Et puisque ici nous sommes en Extrême-Orient, ne quittons pas la Chine sans parler d’une des industries les plus parfaites de l’art chinois qui a été étudié avec une connaissance approfondie par M. Grandidier. Quand on regarde les vases anciens provenant de Chine aujourd’hui partout répandus, et où la fantaisie la plus originale semble seule s’être donné carrière, on ne soupçonne pas que chacune de ces scènes si vivantes et si bien rendues se rattache à une date précise de l’histoire avec ses coutumes et les rites particuliers de la religion autochtone. Qu’il s’agisse des origines au temps des Song ou des Youen (926 à 1368) où la céramique au décor sobre est encore dans l’enfance, et garde l’empreinte des doigts du potier des Ming (1368-1620), — l’époque classique par excellence, — de l’époque Khang-Hi (1662-1723), de l’époque Kien-Kong (1736-1796), l’art céramique chinois porte témoignage de tout le passé et raconte les usages les plus caractéristiques de cette civilisation qui remonte si loin.

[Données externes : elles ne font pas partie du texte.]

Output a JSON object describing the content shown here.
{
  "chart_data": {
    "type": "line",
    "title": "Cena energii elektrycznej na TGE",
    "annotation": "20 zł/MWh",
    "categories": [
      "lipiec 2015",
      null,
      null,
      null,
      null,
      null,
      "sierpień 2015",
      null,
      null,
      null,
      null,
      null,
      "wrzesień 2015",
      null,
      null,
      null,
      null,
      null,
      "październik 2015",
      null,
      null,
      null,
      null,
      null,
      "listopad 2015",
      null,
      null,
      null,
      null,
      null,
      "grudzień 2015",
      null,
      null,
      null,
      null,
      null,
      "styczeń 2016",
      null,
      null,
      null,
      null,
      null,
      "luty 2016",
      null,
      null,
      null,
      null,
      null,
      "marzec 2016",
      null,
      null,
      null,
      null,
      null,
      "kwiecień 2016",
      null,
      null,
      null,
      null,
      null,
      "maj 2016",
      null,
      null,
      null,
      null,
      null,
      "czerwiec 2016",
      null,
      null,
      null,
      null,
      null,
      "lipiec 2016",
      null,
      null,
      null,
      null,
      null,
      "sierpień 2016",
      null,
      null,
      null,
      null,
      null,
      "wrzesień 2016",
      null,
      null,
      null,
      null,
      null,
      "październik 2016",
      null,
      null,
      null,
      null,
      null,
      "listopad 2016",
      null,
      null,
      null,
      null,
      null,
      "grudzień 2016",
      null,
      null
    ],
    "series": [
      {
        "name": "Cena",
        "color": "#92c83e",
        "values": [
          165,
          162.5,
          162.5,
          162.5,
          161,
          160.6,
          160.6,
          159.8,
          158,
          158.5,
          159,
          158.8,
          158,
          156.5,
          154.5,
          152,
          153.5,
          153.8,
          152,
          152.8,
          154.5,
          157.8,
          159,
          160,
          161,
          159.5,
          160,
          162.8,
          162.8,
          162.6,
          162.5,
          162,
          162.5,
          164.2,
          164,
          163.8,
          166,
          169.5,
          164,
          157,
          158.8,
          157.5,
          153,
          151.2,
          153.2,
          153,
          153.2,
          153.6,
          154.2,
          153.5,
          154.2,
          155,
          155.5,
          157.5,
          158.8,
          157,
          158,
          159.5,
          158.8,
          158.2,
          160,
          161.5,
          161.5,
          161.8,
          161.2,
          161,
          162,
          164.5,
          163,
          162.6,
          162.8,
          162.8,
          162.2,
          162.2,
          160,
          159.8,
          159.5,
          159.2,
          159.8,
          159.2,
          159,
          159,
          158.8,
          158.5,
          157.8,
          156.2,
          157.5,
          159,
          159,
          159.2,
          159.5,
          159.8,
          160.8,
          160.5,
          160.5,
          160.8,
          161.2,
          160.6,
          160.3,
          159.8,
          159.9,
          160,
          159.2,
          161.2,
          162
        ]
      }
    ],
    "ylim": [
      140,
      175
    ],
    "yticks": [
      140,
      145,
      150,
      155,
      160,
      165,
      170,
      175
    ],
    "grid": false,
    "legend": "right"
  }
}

Quoi de plus intéressant que d’en suivre les développemens, avec les plus riches modèles sous les yeux, dans le splendide volume sur la céramique chinoise[1] que vient de publier la maison Didot ? On ne peut rien voir de plus soigné comme exécution et comme reproduction donnant l’impression même de l’objet que les héliogravures par M. Dujardin des cent quatre-vingts pièces de la célèbre collection de M. Ernest Grandidier, l’auteur de ce travail, fruit d’une expérience consommée et de nombreuses recherches. Sans doute on savait que la porcelaine est originaire de la Chine, et que les potiers du Céleste Empire avaient été pendant des siècles les artistes les plus habiles pour lesquels l’art décoratif n’avait pas de secret ; mais on n’avait

  1. La Céramique chinoise, par E. Grandidier. 1 vol. gr. in-8o, illustré de 42 héliogravures par M. Dujardin.